O contraste entre luz e escuridão é muito atraente. O quadro é uma noite, mas é uma noite em que há uma luz a surgir por trás. Pode ser uma metáfora do contraste entre algum desespero e alguma esperança, entre as coisas espirituais da vida, as impalpáveis. É empolgante, é bonito. E as circunstâncias em que o vi contam e as recordações tornam tudo mais especial. Foi num fim de tarde em Veneza, no Guggenheim, uma mistura entre a luz do quadro e aquela luz muito prolongada de fim de dia. Havia uma grande languidez no ar. É um quadro bonito de se recordar.

-- Conversaram sobre o quadro?
- Não. Não falávamos assim sobre quadros. Nenhum de nós era especialista. Ele sabia alguma coisa e gostava,
eu gosto à minha maneira. Podíamos ocasionalmente falar deste ou daquele quadro na altura em que víamos. Não foi pela conversa. Foi pelo apego. Na memória escolhem-se momentos e aquele é um momento de que fui à procura mas é também uma construção. É um momento irrepetível.

-- Não foi a última viagem que fizeram juntos.
- Não,
a última foi a Florença, na passagem de ano de 2009 para 2010, já o Zé Luís estava doente e sabia a gravidade da doença. Eram sempre viagens a sítios de arte, uma coisa gratificante, porque passávamos os dias em coisas burocráticas e porventura estúpidas, e a arte e a literatura são sempre libertadoras. Gostávamos muito de viajar para conviver com a arte, era a viagem de libertação dos sentidos, de sonho, de um imaginário longo e real; o mundo que não se pode ter todos os dias, mas do qual se pode trazer um bocadinho na cabeça e aquilo que se pode guardar na cabeça é o mais desafiante. O impalpável, coisas que não se fotografam. Aliás, nunca tirávamos fotografias. A ideia era conseguir recordar, esforçarmo-nos por ter um pensamento sobre a coisa. Acreditávamos que a fotografia matava a ideia. Hoje, se calhar, já não pensaria assim. Se tivesse determinadas fotografias elas iriam avivar-me a memória e ser boas para a recordação.
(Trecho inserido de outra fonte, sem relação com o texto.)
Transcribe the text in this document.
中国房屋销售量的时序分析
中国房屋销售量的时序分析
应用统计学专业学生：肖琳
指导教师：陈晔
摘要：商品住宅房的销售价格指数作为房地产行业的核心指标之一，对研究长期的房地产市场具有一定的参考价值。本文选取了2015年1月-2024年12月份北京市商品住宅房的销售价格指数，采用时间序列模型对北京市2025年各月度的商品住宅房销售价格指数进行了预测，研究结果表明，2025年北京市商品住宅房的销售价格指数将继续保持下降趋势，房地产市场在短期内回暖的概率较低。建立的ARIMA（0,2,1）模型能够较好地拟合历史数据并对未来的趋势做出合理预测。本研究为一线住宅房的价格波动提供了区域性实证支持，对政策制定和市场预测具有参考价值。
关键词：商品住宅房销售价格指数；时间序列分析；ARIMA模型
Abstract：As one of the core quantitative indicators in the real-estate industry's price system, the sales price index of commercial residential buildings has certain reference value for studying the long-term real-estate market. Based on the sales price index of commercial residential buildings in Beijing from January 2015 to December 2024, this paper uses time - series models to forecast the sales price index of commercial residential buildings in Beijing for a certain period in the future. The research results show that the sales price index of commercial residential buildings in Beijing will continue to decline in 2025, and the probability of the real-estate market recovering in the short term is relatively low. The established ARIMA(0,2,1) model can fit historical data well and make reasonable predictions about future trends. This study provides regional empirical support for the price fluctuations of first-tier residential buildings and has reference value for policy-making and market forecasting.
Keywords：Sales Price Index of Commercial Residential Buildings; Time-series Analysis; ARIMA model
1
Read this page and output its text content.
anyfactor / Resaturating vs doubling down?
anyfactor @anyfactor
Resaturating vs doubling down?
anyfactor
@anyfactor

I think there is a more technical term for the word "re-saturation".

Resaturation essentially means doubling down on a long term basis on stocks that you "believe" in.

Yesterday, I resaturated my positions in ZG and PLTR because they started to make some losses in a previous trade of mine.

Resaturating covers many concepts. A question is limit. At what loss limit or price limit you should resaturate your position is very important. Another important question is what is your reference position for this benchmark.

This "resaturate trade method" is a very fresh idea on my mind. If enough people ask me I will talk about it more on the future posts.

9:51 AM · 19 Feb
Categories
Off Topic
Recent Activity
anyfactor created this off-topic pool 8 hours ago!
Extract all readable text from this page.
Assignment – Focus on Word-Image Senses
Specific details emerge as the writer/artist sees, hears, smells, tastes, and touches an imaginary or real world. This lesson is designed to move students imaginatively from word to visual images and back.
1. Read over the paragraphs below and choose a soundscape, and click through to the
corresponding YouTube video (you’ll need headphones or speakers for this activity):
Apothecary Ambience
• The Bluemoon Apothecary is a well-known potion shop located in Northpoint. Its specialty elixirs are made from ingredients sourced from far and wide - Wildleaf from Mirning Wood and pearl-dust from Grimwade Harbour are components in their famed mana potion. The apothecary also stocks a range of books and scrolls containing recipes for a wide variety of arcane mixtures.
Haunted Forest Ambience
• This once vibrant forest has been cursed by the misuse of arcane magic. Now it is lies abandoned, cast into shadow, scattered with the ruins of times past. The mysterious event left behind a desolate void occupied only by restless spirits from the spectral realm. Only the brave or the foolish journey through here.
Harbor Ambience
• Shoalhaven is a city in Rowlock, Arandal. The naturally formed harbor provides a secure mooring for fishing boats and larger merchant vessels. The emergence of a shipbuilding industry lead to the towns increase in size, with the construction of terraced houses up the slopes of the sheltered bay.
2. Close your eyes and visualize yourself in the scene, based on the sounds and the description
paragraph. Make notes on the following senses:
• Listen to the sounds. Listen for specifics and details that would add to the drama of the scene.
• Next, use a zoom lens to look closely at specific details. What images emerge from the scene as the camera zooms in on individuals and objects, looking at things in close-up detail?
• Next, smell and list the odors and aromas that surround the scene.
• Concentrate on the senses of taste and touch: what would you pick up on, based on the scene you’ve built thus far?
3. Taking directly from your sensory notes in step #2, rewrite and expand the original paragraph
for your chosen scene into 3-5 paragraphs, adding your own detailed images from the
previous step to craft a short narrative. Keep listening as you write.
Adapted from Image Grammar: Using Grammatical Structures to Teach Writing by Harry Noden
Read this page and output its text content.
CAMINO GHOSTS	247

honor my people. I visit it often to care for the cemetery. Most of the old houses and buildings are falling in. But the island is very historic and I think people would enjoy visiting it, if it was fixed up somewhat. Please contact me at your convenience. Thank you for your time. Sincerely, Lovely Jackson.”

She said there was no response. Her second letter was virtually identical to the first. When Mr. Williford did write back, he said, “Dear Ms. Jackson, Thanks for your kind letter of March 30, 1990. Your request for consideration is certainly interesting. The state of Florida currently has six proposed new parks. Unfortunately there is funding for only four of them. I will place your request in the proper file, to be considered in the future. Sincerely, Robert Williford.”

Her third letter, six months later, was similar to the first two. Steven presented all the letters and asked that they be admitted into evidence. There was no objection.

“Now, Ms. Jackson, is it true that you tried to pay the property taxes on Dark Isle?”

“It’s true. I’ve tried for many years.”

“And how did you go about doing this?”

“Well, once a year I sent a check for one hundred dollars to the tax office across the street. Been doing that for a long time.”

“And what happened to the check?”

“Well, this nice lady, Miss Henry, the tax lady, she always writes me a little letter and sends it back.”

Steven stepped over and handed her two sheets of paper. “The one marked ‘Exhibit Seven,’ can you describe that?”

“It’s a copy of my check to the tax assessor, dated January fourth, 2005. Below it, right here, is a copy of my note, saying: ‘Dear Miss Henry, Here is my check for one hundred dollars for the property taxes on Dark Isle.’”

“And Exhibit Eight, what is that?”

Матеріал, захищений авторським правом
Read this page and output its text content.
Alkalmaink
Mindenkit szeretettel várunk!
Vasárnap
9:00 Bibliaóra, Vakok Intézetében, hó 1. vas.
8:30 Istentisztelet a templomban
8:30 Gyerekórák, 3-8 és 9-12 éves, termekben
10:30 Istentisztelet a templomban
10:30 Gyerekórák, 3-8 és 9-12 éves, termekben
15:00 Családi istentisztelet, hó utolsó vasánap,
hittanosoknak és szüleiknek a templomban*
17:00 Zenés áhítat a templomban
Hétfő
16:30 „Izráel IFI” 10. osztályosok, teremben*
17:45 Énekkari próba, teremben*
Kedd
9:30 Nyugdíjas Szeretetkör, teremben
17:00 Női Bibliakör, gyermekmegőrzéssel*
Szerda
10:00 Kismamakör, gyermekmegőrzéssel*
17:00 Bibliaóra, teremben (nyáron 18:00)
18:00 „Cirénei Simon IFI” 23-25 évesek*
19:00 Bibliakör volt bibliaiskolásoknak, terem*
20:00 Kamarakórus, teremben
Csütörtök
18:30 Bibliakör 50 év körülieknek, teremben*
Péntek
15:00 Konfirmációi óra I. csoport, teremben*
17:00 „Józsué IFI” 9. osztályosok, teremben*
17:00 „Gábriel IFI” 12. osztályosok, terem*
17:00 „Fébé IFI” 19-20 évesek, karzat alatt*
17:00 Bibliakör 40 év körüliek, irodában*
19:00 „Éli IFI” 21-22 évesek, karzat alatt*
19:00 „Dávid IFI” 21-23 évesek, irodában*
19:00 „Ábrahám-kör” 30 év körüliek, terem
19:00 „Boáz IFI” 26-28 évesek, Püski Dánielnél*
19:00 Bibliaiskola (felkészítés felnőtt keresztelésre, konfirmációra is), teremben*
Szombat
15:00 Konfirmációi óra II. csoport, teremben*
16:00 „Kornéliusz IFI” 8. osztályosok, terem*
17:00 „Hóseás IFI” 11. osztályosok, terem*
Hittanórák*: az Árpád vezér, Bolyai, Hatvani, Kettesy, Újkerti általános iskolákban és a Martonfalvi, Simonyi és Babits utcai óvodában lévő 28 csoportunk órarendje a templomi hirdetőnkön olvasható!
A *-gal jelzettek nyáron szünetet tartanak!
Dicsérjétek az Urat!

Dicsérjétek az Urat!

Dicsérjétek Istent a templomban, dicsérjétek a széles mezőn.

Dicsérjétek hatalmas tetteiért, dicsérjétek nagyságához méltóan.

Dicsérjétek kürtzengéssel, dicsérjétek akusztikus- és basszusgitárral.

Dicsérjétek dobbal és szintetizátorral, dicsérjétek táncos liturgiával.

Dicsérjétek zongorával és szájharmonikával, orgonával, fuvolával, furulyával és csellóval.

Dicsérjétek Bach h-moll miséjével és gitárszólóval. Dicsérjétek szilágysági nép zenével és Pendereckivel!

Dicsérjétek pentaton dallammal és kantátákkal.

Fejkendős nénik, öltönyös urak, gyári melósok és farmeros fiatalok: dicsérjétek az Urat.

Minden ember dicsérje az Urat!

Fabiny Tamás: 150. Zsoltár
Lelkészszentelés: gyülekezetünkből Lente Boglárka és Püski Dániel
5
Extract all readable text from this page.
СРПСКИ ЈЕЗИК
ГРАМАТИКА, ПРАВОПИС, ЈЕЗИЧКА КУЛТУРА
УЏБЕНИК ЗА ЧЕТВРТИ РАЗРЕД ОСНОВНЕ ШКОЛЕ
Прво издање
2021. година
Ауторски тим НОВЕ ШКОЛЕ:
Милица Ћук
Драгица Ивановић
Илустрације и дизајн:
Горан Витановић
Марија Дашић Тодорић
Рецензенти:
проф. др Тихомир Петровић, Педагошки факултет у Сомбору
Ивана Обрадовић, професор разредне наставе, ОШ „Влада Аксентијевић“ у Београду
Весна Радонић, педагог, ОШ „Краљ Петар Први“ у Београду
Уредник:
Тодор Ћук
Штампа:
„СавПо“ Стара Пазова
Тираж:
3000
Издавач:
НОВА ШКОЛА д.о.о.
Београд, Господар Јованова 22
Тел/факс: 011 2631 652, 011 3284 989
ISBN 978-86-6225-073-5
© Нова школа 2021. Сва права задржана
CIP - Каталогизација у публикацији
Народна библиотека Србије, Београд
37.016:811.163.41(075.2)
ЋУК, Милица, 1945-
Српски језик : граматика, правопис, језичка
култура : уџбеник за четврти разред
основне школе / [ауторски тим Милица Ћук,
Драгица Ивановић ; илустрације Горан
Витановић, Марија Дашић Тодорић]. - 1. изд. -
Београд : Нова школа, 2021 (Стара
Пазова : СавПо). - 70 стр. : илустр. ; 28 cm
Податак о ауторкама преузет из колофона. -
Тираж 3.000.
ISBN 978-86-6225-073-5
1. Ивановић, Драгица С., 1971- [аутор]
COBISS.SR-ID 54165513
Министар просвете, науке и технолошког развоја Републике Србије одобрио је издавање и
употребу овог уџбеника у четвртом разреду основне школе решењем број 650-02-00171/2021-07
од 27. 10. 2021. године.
Mas havia sempre um grande desejo de pôr a cabeça a funcionar e assimilar através dos neurónios, do espírito.

-- A ideia da viagem vinha de quem?
- Do Zé Luís.
Eu detesto viagens. A viagem em si, a programação, a deslocação. Sou muito sedentária. O Zé Luís gostava, queria ver uma determinada exposição, por exemplo, e depois tudo girava à volta disso. Ficávamos bem instalados. Só começámos a viajar quando começámos a ter algum dinheiro para poder pagar um hotel confortável. Eram viagens pequenas, três, quatro, cinco dias no máximo. Não era para andar a correr. Era para relaxar, comer bem, dormir bem também. E para sonhar.

J-- á falou aqui muito mais do lado espiritual...

- É o lado mais importante da vida


(…)
“Vejo criminalidade em quase todo o lado. Não há aqui uma espécie de fanatismo ou obsessão. É perceber a vida;
há as coisas boas e as coisas más e também há o crime

(…)

-- Já lhe roubaram a carteira?

- Sete vezes.
-- Como?
- Gosto muito de andar em transportes, sou muito distraída. A última vez foi há cinco anos.
-- Não está atenta a sinais?
- Às vezes estou. A última vez, eram rapazes que andavam num carro a fazer roubo por esticão e eu percebi, “
estes gajos andam no esticão”, e a seguir o alvo fui eu, eu que estava a reparar neles!
-- Como reagiu?
- Fiquei quieta, se resistisse era arrastada e seria perigoso. A seguir fui à esquadra fazer queixa à polícia para evitar o uso fraudulento dos cartões. Para isso é preciso uma prova de como fora assaltada. É o que aconselho que as pessoas façam. Não era acreditar que os autores do roubo fossem identificados. Isso nunca foi possível. Nos milhares de fotografias que me mostraram, não consegui. Não é fácil. Os documentos nunca foram encontrados.

--Quando foi apresentar queixa os agentes da polícia reconheceram-na? 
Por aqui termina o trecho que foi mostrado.